Les personnages de cet étrange roman contemporain tournent autour du foot, des médias, des gangsters et – nous sommes au Royaume-Uni – de la famille royale. La princesse Victoria, 15 ans, a été filmée nue dans sa baignoire ; une ombre montre qu’elle n’est pas seule. Est-ce « l’un de ces jolis petits Arabes », comme le pense le roi son père, dans un vocabulaire désuètement bienveillant ? Est-ce pire ? Les tabloïds s’en donnent à « cœur » joie dans les hypothèses, le pouvoir dément l’information, les gens n’en pensent pas moins : c’est vers 12 ou 13 ans que les chattes se déflorent au Royaume. Bugger, l’ami du roi, dont le surnom signifie bougre (ou sodomite en souvenir des années de collège en commun), gère la réputation ; le souverain se contente de régner, c’est-à-dire de ne rien foutre (ni plus personne).

Xan Meo, au nom invraisemblable même pour un Anglais, est un écrivain-musicien qui se prend un coup sur la tête, une vieille vengeance de famille. Il faut dire que sa mère était pute et son père gangster. Perdant un peu la mémoire, il régresse : il est enfin au niveau requis par la société, à même de la comprendre mieux. Il fantasme sur ses petites filles, regarde l’aînée – 4 ans – faire « ses exercices » (qui consistent à se remuer le vagin avec les doigts), discute avec ses garçons d’un premier lit, se voit rejeter par sa dernière fille encore bébé pour n’être plus lui. Il rencontre une ex-pute, star du porno, qui se révèle sa nièce. Pas simple de suivre l’histoire – si tant est qu’il y en ait une – et ses personnages, divers mais tous liés.

Le titre s’explique par un souvenir d’enfance, un chien jaune attaché pendant que son père se faisait tabasser, et retentit jusqu’aujourd’hui par la signature pseudo d’un rédacteur de tabloïd. « Et puis, si quelqu’un pose la question, nous pouvons dire que c’est une satire et qu’elle dérive de Jonathan Swift » p.302. Lilliput se fait désormais appeler Karla et se fait prendre par derrière après avoir joué de la bouche.

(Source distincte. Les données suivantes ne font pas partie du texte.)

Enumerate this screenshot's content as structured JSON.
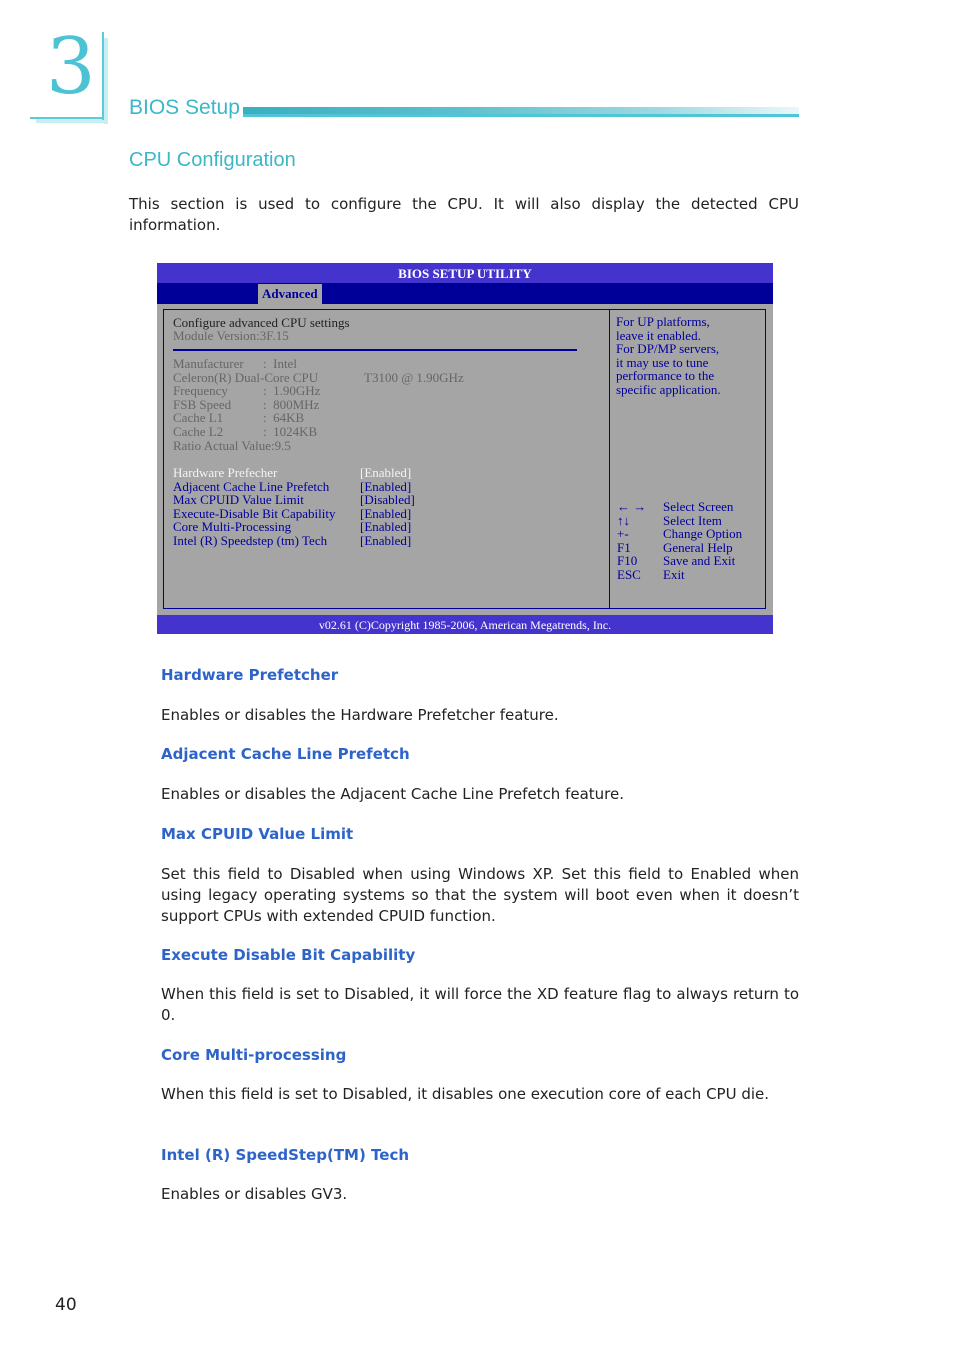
{
  "chapter": {
    "number": "3",
    "title": "BIOS Setup"
  },
  "section": {
    "title": "CPU Configuration",
    "intro": "This section is used to configure the CPU. It will also display the detected CPU information."
  },
  "bios": {
    "title": "BIOS SETUP UTILITY",
    "active_tab": "Advanced",
    "header_lines": [
      "Configure advanced CPU settings",
      "Module Version:3F.15"
    ],
    "info_lines": [
      {
        "label": "Manufacturer",
        "value": ":  Intel"
      },
      {
        "label": "Celeron(R) Dual-Core CPU",
        "value": "T3100 @ 1.90GHz"
      },
      {
        "label": "Frequency",
        "value": ":  1.90GHz"
      },
      {
        "label": "FSB Speed",
        "value": ":  800MHz"
      },
      {
        "label": "Cache L1",
        "value": ":  64KB"
      },
      {
        "label": "Cache L2",
        "value": ":  1024KB"
      },
      {
        "label": "Ratio Actual Value:9.5",
        "value": ""
      }
    ],
    "settings": [
      {
        "label": "Hardware Prefecher",
        "value": "[Enabled]",
        "selected": true
      },
      {
        "label": "Adjacent Cache Line Prefetch",
        "value": "[Enabled]",
        "selected": false
      },
      {
        "label": "Max CPUID Value Limit",
        "value": "[Disabled]",
        "selected": false
      },
      {
        "label": "Execute-Disable Bit Capability",
        "value": "[Enabled]",
        "selected": false
      },
      {
        "label": "Core Multi-Processing",
        "value": "[Enabled]",
        "selected": false
      },
      {
        "label": "Intel (R) Speedstep (tm) Tech",
        "value": "[Enabled]",
        "selected": false
      }
    ],
    "help_lines": [
      "For UP platforms,",
      "leave it enabled.",
      "For DP/MP servers,",
      "it may use to tune",
      "performance to the",
      "specific application."
    ],
    "keys": [
      {
        "key": "← →",
        "desc": "Select Screen"
      },
      {
        "key": "↑↓",
        "desc": "Select Item"
      },
      {
        "key": "+-",
        "desc": "Change Option"
      },
      {
        "key": "F1",
        "desc": "General Help"
      },
      {
        "key": "F10",
        "desc": "Save and Exit"
      },
      {
        "key": "ESC",
        "desc": "Exit"
      }
    ],
    "footer": "v02.61 (C)Copyright 1985-2006, American Megatrends, Inc.",
    "colors": {
      "title_bar": "#4433cc",
      "tab_bar": "#000099",
      "panel": "#a6a5a6",
      "text_blue": "#000099"
    }
  },
  "descriptions": [
    {
      "heading": "Hardware Prefetcher",
      "body": "Enables or disables the Hardware Prefetcher feature."
    },
    {
      "heading": "Adjacent Cache Line Prefetch",
      "body": "Enables or disables the Adjacent Cache Line Prefetch feature."
    },
    {
      "heading": "Max CPUID Value Limit",
      "body": "Set this field to Disabled when using Windows XP. Set this field to Enabled when using legacy operating systems so that the system will boot even when it doesn’t support CPUs with extended CPUID function."
    },
    {
      "heading": "Execute Disable Bit Capability",
      "body": "When this field is set to Disabled, it will force the XD feature flag to always return to 0."
    },
    {
      "heading": "Core Multi-processing",
      "body": "When this field is set to Disabled, it disables one execution core of each CPU die."
    },
    {
      "heading": "Intel (R) SpeedStep(TM) Tech",
      "body": "Enables or disables GV3."
    }
  ],
  "page_number": "40",
  "colors": {
    "chapter_accent": "#3ab8c8",
    "heading_blue": "#2e64c8"
  }
}
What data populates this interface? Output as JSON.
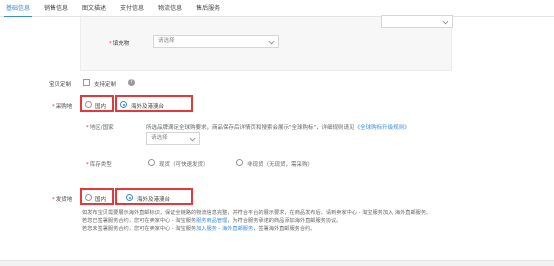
{
  "tabs": [
    "基础信息",
    "销售信息",
    "图文描述",
    "支付信息",
    "物流信息",
    "售后服务"
  ],
  "top_section": {
    "partial_select_text": "",
    "fill_label": "填充物",
    "fill_placeholder": "请选择"
  },
  "custom": {
    "label": "宝贝定制",
    "checkbox_label": "支持定制"
  },
  "purchase": {
    "label": "采购地",
    "options": [
      "国内",
      "海外及港澳台"
    ],
    "selected": "海外及港澳台",
    "region_label": "地区/国家",
    "region_note": "所选品牌满足全球购要求，商品保存后详情页和搜索会展示\"全球购标\"，详细规则请见",
    "region_link": "《全球购标升级规则》",
    "region_placeholder": "请选择",
    "stock_label": "库存类型",
    "stock_options": [
      "现货（可快速发货）",
      "非现货（无现货，需采购）"
    ]
  },
  "shipping": {
    "label": "发货地",
    "options": [
      "国内",
      "海外及港澳台"
    ],
    "selected": "海外及港澳台",
    "note_line1": "如发布宝贝需要展示海外直邮标识，保证全链路的物流信息完整，并符合平台的展示要求，在商品发布后，请到卖家中心 - 淘宝服务加入 海外直邮服务。",
    "note_line2_a": "若您已签署服务合约，您可在卖家中心 - 淘宝服务",
    "note_line2_link": "服务商品管理",
    "note_line2_b": "，为符合服务承诺的商品添加海外直邮服务协议。",
    "note_line3_a": "若您未签署服务合约，您可在卖家中心 - 淘宝服务",
    "note_line3_link": "加入服务 - 海外直邮服务",
    "note_line3_b": "，签署海外直邮服务合约。"
  }
}
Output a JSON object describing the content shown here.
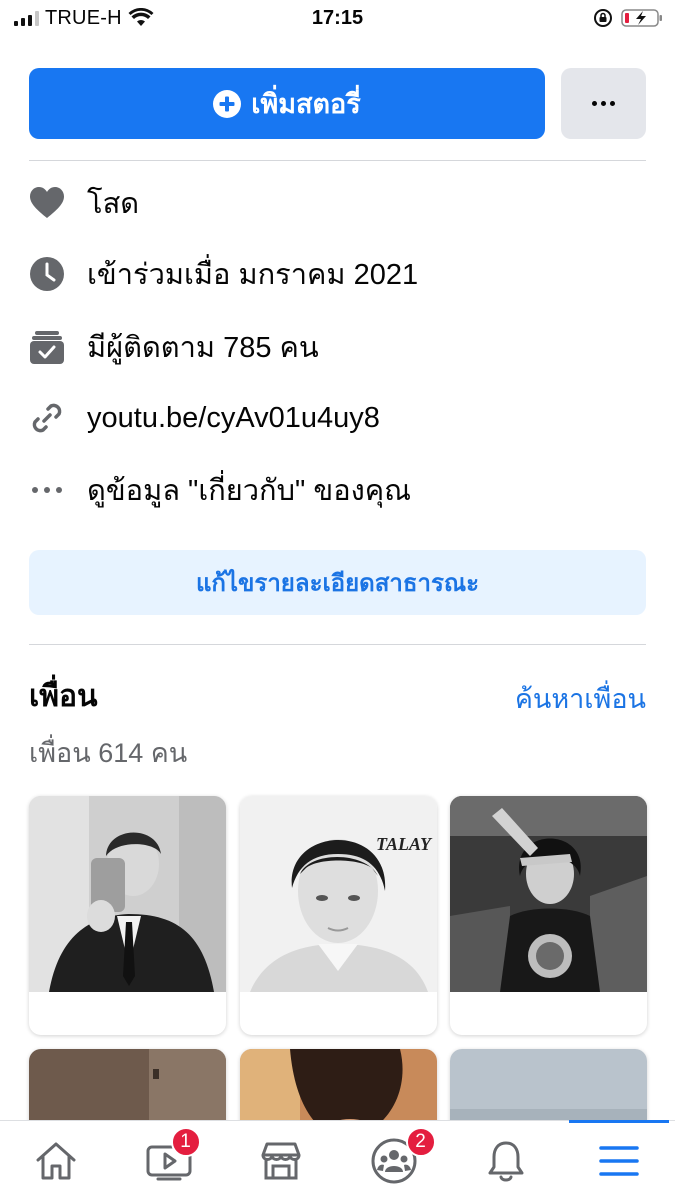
{
  "status_bar": {
    "carrier": "TRUE-H",
    "time": "17:15"
  },
  "actions": {
    "add_story_label": "เพิ่มสตอรี่"
  },
  "info": {
    "relationship": "โสด",
    "joined": "เข้าร่วมเมื่อ มกราคม  2021",
    "followers": "มีผู้ติดตาม 785 คน",
    "link": "youtu.be/cyAv01u4uy8",
    "see_about": "ดูข้อมูล \"เกี่ยวกับ\" ของคุณ"
  },
  "edit_details_label": "แก้ไขรายละเอียดสาธารณะ",
  "friends": {
    "title": "เพื่อน",
    "find_label": "ค้นหาเพื่อน",
    "count_label": "เพื่อน 614 คน",
    "watermark": "TALAY"
  },
  "bottom_nav": {
    "watch_badge": "1",
    "groups_badge": "2"
  },
  "colors": {
    "accent": "#1877f2",
    "accent_light": "#e7f3ff",
    "badge": "#e41e3f",
    "icon_gray": "#65676b"
  },
  "icons": [
    "heart-icon",
    "clock-icon",
    "followers-icon",
    "link-icon",
    "more-dots-icon",
    "home-icon",
    "watch-icon",
    "marketplace-icon",
    "groups-icon",
    "bell-icon",
    "menu-icon"
  ]
}
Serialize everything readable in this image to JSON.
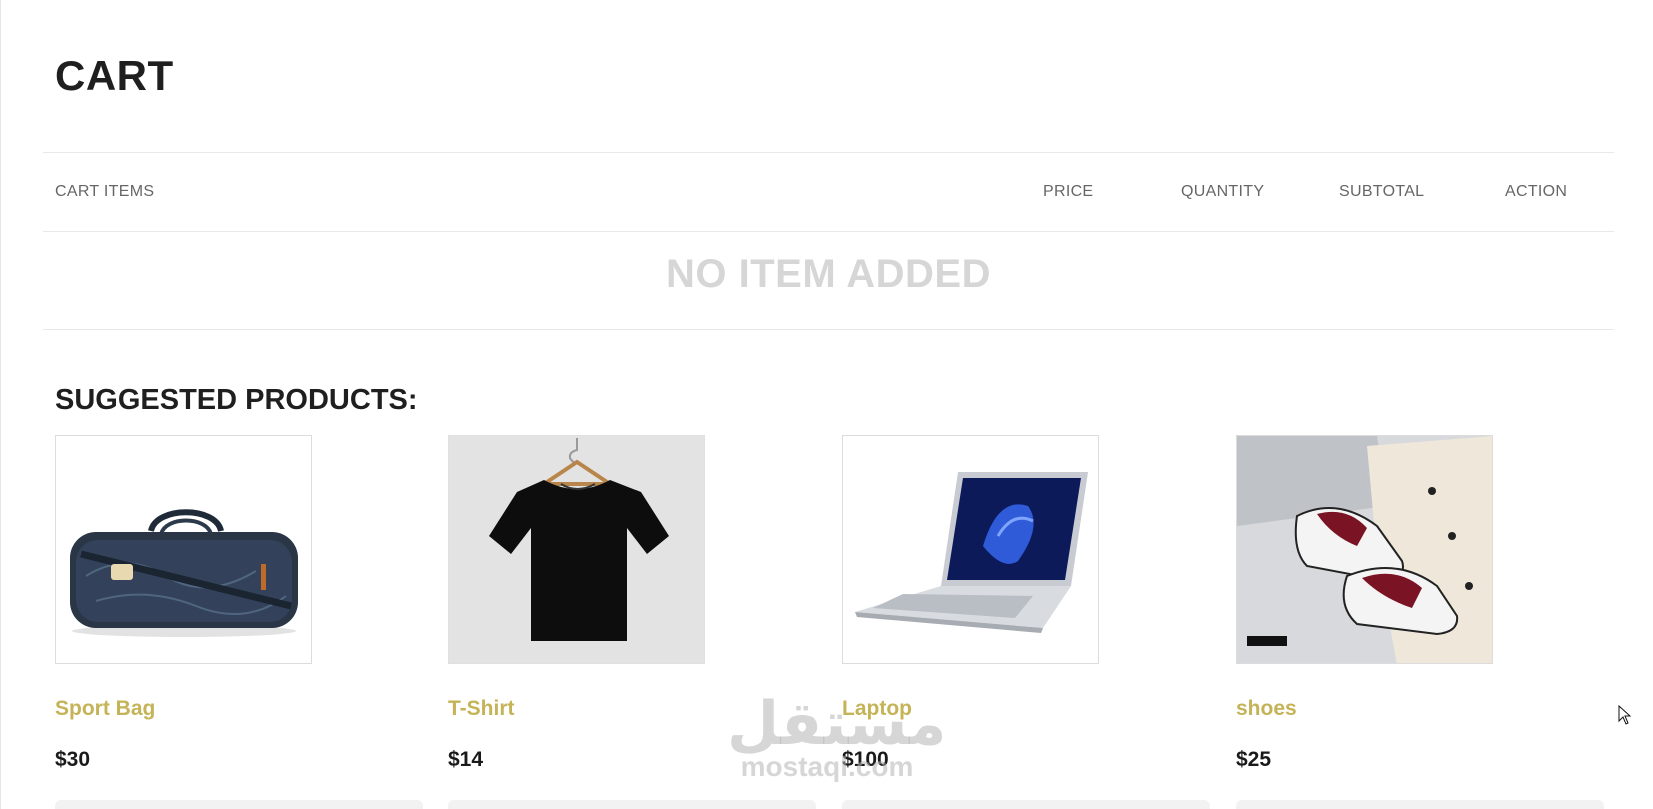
{
  "page": {
    "title": "CART"
  },
  "cart_table": {
    "headers": [
      "CART ITEMS",
      "PRICE",
      "QUANTITY",
      "SUBTOTAL",
      "ACTION"
    ],
    "empty_message": "NO ITEM ADDED"
  },
  "suggested": {
    "heading": "SUGGESTED PRODUCTS:",
    "products": [
      {
        "name": "Sport Bag",
        "price": "$30",
        "image_icon": "sport-bag-image"
      },
      {
        "name": "T-Shirt",
        "price": "$14",
        "image_icon": "tshirt-image"
      },
      {
        "name": "Laptop",
        "price": "$100",
        "image_icon": "laptop-image"
      },
      {
        "name": "shoes",
        "price": "$25",
        "image_icon": "shoes-image"
      }
    ]
  },
  "watermark": {
    "arabic": "مستقل",
    "latin": "mostaql.com"
  },
  "colors": {
    "product_name": "#c5b358",
    "empty_text": "#d6d6d6",
    "header_text": "#666666"
  }
}
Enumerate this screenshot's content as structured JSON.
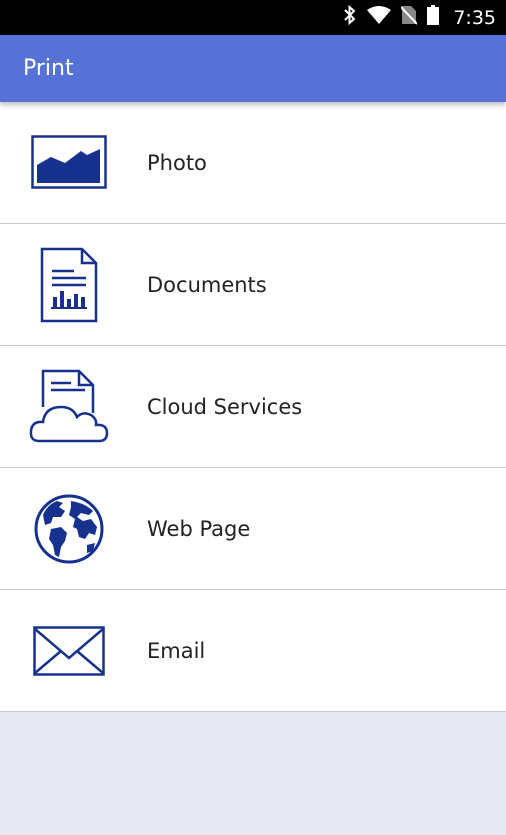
{
  "status_bar": {
    "time": "7:35",
    "icons": [
      "bluetooth-icon",
      "wifi-icon",
      "no-sim-icon",
      "battery-icon"
    ]
  },
  "app_bar": {
    "title": "Print",
    "color": "#5672d6"
  },
  "menu": {
    "items": [
      {
        "label": "Photo",
        "icon": "photo-icon"
      },
      {
        "label": "Documents",
        "icon": "document-icon"
      },
      {
        "label": "Cloud Services",
        "icon": "cloud-services-icon"
      },
      {
        "label": "Web Page",
        "icon": "globe-icon"
      },
      {
        "label": "Email",
        "icon": "envelope-icon"
      }
    ]
  },
  "colors": {
    "icon": "#17318f",
    "background": "#e6e9f4",
    "list_background": "#ffffff"
  }
}
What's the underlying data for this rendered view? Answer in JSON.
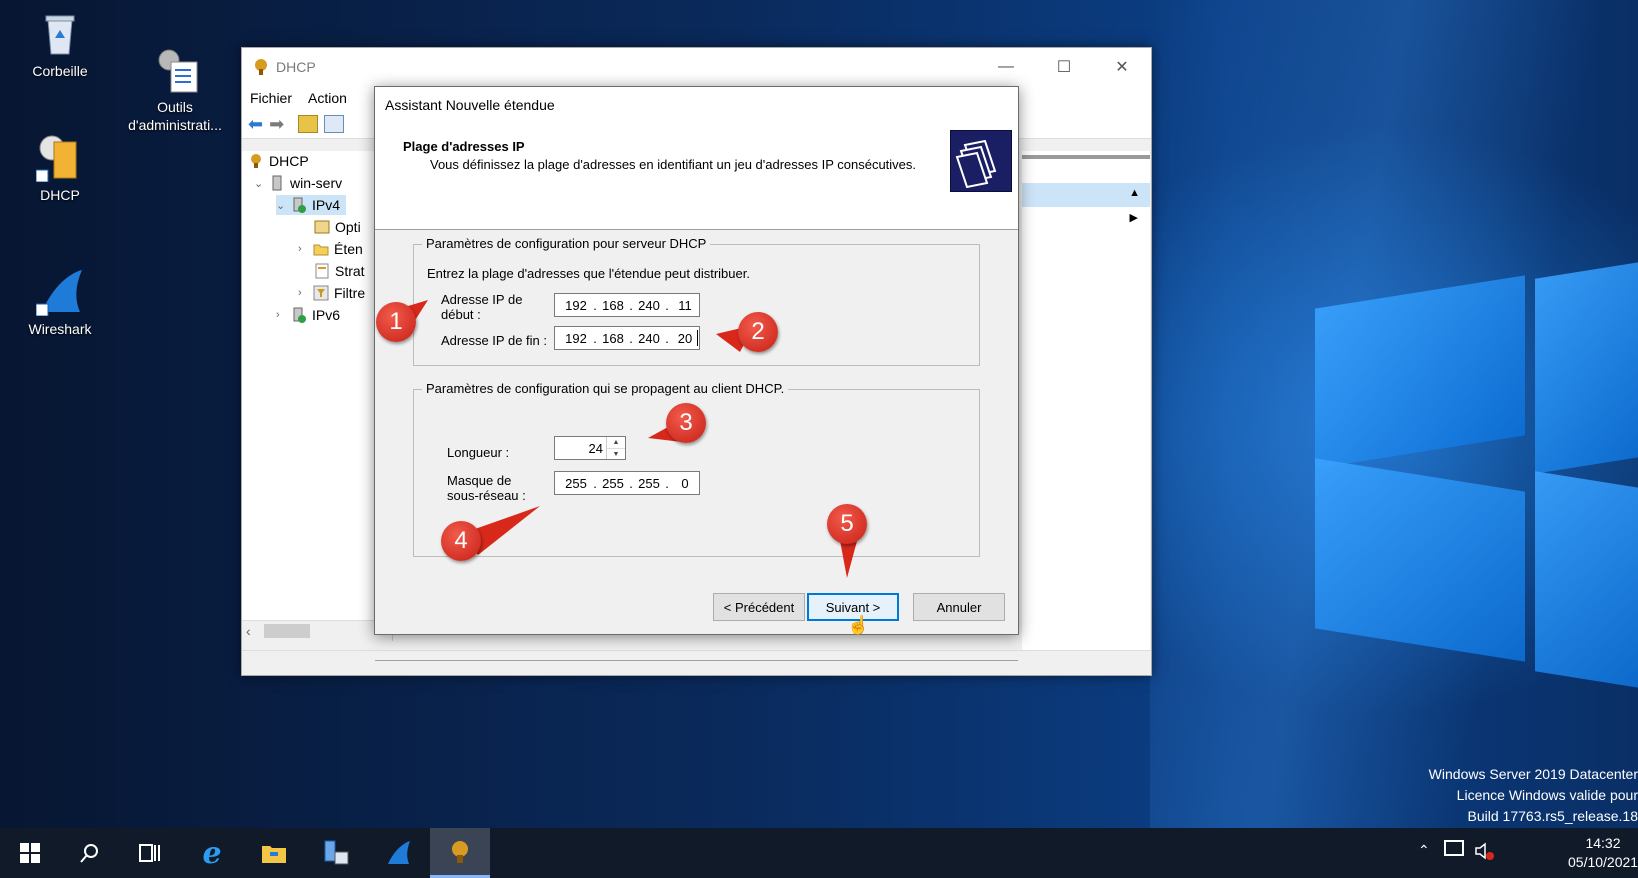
{
  "desktop": {
    "icons": [
      {
        "label": "Corbeille"
      },
      {
        "label": "Outils\nd'administrati..."
      },
      {
        "label": "DHCP"
      },
      {
        "label": "Wireshark"
      }
    ],
    "watermark": {
      "line1": "Windows Server 2019 Datacenter",
      "line2": "Licence Windows valide pour",
      "line3": "Build 17763.rs5_release.18"
    }
  },
  "mmc": {
    "title": "DHCP",
    "menu": [
      "Fichier",
      "Action"
    ],
    "tree": {
      "root": "DHCP",
      "server": "win-serv",
      "ipv4": "IPv4",
      "children": [
        "Opti",
        "Éten",
        "Strat",
        "Filtre"
      ],
      "ipv6": "IPv6"
    }
  },
  "wizard": {
    "title": "Assistant Nouvelle étendue",
    "heading": "Plage d'adresses IP",
    "subheading": "Vous définissez la plage d'adresses en identifiant un jeu d'adresses IP consécutives.",
    "server_group": {
      "legend": "Paramètres de configuration pour serveur DHCP",
      "instructions": "Entrez la plage d'adresses que l'étendue peut distribuer.",
      "start_label_1": "Adresse IP de",
      "start_label_2": "début :",
      "start_ip": [
        "192",
        "168",
        "240",
        "11"
      ],
      "end_label": "Adresse IP de fin :",
      "end_ip": [
        "192",
        "168",
        "240",
        "20"
      ]
    },
    "client_group": {
      "legend": "Paramètres de configuration qui se propagent au client DHCP.",
      "length_label": "Longueur :",
      "length_value": "24",
      "mask_label_1": "Masque de",
      "mask_label_2": "sous-réseau :",
      "mask": [
        "255",
        "255",
        "255",
        "0"
      ]
    },
    "buttons": {
      "back": "< Précédent",
      "next": "Suivant >",
      "cancel": "Annuler"
    }
  },
  "callouts": [
    "1",
    "2",
    "3",
    "4",
    "5"
  ],
  "taskbar": {
    "clock_time": "14:32",
    "clock_date": "05/10/2021"
  },
  "colors": {
    "callout_red": "#d8281a",
    "default_button_border": "#0078d7",
    "taskbar": "#111a29"
  }
}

Il faut dire que l’actualité télévisée n’incite guère à l’optimisme. « Quelques images du monde moderne : le châssis calciné d’un bus ou d’un camion, une silhouette couverte de bandages dont le brancard filait dans un corridor d’hôpital, une femme en pleurs, avec des sous-titres… » p.322. Le choc des photos augmente le poids des mots. Le choc sur la tête a les mêmes effets individuels que les chocs sociaux : perte mnésique, régression de civilisation. « Je crois que j’ai fini par comprendre ce que mon accident avait produit en moi. Je pensais auparavant qu’il m’avait arraché quelques valeurs – les valeurs de la civilisation, plus ou moins. C’est vrai qu’il l’a fait. Mais il a aussi fait autre chose : il a bousillé mon talent pour aimer. Il l’a foutu en l’air » p.452.

Est-ce pour cela que l’auteur imagine la princesse royale, héritière du trône, se convertir à l’islam ? Toute cette immoralité étalée à longueur de torchons imprimés et de vidéos sur Internet, toute cette « merde » télévisuelle et langagière (le mot est répété plusieurs fois, y compris par les garçons adonaissants de Xan Meo), incite à rechercher une forme de pureté. Qu’on ne trouve aujourd’hui que dans la régression religieuse : ne plus penser, obéir ; ne plus se laisser aller à ses instincts bestiaux, se prosterner ; ne plus jouir à tout bout de champ, prier.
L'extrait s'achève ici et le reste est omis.